In the Securities Act of 1933, the “Selling Stock Act,” the statutory framework for Private Placements is set forth in Section 4(2) of the 1933 Act as “transactions by an issuer not involving a public offering.” In SEC Regulation D, the SEC has said that one way to assure that your offering is not a “public offering” is to limit the number of people who can buy your stock in the Private Placement.
If you are contemplating a Go Public Direct transaction as opposed to a reverse merger with a public shell, this is important because it gets you the necessary number of shareholders to obtain a Ticker Symbol and gives you the opportunity to raise funds prior to filing a registration statement on Form S-1 with the SEC with the certainty you are doing so without violating the law.
Rules 505 and 506 limit the number of investors to 35 investors who are not “Accredited Investors.” Rule 504 does not have this limitation. However, state “Blue Sky” laws effectively impose the same limitations even if you choose a Rule 504 Private Placement.
What is an Accredited Investor?
To make this count accurately and assure you don’t violate Reg. D by going over the number of allowed investors, you must understand what an Accredited Investor is. There are many classification of the term Accredited Investor.

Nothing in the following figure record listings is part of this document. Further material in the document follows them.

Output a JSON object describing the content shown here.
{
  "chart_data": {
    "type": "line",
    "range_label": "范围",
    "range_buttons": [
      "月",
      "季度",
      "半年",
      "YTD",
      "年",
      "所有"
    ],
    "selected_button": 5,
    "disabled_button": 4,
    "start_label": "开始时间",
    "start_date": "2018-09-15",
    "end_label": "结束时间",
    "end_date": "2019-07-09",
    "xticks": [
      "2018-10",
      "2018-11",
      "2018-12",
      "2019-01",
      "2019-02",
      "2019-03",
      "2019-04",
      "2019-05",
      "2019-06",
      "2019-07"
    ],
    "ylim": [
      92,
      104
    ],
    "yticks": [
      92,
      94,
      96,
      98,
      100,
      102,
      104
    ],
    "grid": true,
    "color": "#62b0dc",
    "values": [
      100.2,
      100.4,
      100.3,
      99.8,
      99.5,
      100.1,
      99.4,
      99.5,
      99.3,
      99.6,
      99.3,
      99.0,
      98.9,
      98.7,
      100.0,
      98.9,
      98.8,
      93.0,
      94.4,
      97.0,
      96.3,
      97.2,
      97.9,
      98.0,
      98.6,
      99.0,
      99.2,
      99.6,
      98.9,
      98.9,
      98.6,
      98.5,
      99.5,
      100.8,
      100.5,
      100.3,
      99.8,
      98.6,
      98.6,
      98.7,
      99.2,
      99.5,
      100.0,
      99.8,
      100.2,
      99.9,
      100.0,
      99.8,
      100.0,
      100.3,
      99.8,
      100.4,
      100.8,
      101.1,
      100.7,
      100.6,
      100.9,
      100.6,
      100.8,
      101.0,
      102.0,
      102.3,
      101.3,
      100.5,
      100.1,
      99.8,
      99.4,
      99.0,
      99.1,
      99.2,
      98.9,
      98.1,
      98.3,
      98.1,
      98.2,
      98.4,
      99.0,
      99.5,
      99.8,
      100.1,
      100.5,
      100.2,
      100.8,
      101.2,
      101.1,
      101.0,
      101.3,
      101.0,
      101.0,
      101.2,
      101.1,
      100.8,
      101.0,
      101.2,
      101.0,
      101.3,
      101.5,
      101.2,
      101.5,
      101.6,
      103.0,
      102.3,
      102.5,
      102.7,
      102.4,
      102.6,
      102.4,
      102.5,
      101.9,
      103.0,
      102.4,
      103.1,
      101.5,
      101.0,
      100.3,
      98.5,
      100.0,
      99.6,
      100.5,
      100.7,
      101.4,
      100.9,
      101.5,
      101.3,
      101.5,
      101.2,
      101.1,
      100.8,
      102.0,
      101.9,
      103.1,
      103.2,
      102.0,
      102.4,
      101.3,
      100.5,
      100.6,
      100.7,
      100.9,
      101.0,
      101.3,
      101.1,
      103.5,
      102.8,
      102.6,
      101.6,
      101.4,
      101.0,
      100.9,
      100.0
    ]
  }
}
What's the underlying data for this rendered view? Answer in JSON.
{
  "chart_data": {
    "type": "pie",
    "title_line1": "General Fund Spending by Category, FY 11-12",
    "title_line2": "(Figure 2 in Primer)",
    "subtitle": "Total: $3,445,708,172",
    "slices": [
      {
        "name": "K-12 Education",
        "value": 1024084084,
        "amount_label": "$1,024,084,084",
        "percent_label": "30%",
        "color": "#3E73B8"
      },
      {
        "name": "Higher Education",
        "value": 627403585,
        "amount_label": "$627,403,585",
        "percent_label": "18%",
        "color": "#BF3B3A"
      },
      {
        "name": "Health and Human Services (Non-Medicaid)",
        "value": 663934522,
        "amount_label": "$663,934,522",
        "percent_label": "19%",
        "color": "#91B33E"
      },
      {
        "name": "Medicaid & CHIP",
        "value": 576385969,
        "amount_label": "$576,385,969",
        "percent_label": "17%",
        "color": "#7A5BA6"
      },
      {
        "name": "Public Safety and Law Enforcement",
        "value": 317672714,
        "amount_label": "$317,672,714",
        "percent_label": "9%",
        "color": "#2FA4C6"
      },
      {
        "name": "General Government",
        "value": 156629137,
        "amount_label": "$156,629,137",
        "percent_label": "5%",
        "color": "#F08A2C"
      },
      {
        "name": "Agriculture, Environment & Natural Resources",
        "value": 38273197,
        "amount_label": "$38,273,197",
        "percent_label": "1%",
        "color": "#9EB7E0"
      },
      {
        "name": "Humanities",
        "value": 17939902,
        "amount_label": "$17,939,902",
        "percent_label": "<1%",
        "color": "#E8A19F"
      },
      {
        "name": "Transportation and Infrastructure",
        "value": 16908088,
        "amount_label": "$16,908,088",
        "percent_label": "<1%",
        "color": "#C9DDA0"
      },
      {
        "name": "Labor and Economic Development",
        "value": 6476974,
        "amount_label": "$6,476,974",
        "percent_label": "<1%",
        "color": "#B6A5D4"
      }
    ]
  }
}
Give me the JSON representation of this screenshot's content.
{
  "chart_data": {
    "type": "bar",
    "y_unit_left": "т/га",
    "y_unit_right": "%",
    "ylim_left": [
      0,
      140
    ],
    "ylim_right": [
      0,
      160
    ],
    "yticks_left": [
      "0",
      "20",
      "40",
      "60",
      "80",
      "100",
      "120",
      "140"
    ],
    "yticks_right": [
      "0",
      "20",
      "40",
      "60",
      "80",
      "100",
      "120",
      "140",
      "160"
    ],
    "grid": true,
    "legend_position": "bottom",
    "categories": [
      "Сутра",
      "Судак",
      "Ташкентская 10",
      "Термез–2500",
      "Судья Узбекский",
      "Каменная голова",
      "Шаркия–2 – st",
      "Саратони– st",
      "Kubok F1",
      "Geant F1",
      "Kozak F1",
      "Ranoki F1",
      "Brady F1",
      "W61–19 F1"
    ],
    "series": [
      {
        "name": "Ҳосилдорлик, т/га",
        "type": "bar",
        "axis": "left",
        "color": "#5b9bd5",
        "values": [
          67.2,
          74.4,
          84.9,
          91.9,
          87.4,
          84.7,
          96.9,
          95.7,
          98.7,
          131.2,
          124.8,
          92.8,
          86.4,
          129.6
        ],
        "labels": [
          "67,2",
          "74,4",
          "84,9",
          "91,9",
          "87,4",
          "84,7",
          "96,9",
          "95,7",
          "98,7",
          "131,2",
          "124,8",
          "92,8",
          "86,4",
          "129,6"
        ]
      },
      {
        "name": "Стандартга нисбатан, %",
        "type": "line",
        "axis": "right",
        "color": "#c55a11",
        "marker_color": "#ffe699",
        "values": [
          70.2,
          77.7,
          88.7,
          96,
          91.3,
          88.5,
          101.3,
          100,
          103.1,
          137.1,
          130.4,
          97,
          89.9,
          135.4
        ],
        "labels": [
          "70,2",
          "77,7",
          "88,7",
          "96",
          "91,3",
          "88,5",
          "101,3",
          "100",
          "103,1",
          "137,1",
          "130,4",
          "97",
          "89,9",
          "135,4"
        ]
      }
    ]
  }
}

Those used most often, under current law, are:
- Any natural person whose individual net worth, or joint net worth with that person’s spouse, at the time of his purchase exceeds $1,000,000, excluding the value of the primary residence.
- Any natural person who had an individual income in excess of $200,000 in each of the two most recent years or joint income with that person’s spouse in excess of $300,000 in each of those years and has a reasonable expectation of reaching the same income level in the current year.
There are other types of Accredited Investors, primarily non-individuals such as institutions that meet certain standards, and there are also other individuals that are also excluded in the count, most often any relative, spouse or relative of the spouse of a purchaser who has the same principal residence as the purchaser.
Why is an Accredited Investor treated differently under Regulation D? According to the SEC, it is because one purpose of the accredited investor concept is to identify persons who can bear the economic risk of an investment in unregistered securities, including the ability to hold unregistered (and therefore less liquid) securities for an indefinite period and, if necessary, to afford a complete loss of such investment.
Accredited Investors and the Dodd-Frank Act
In 2011, under the Dodd-Frank Act, Congress directed the SEC to adjust the accredited investor net worth standard that applies to natural persons individually, or jointly with their spouse, to “more than $1,000,000 . . . excluding the value of the primary residence.” So in December 2011 the SEC did this by adopting amendments which provide the following:
- The person’s primary residence shall not be included as an asset;
- Indebtedness that is secured by the person’s primary residence, up to the estimated fair market value of the primary residence at the time of the sale of securities, shall not be included as a liability (with certain limitations); and
- Indebtedness that is secured by the person’s primary residence in excess of the estimated fair market value of the primary residence at the time of the sale of securities shall be included as a liability.
What does the future hold for the definition of an accredited investor? Under Dodd-Frank, an increase in the $1,000,000 standard every four years beginning in 2015.
How do you know if an investor in your placement is accredited? You ask. All investors in your Reg. D Private Placement must fill out a Subscription Agreement. In the Subscription Agreement, you ask the Investor to make representations confirm Accredited Investor status.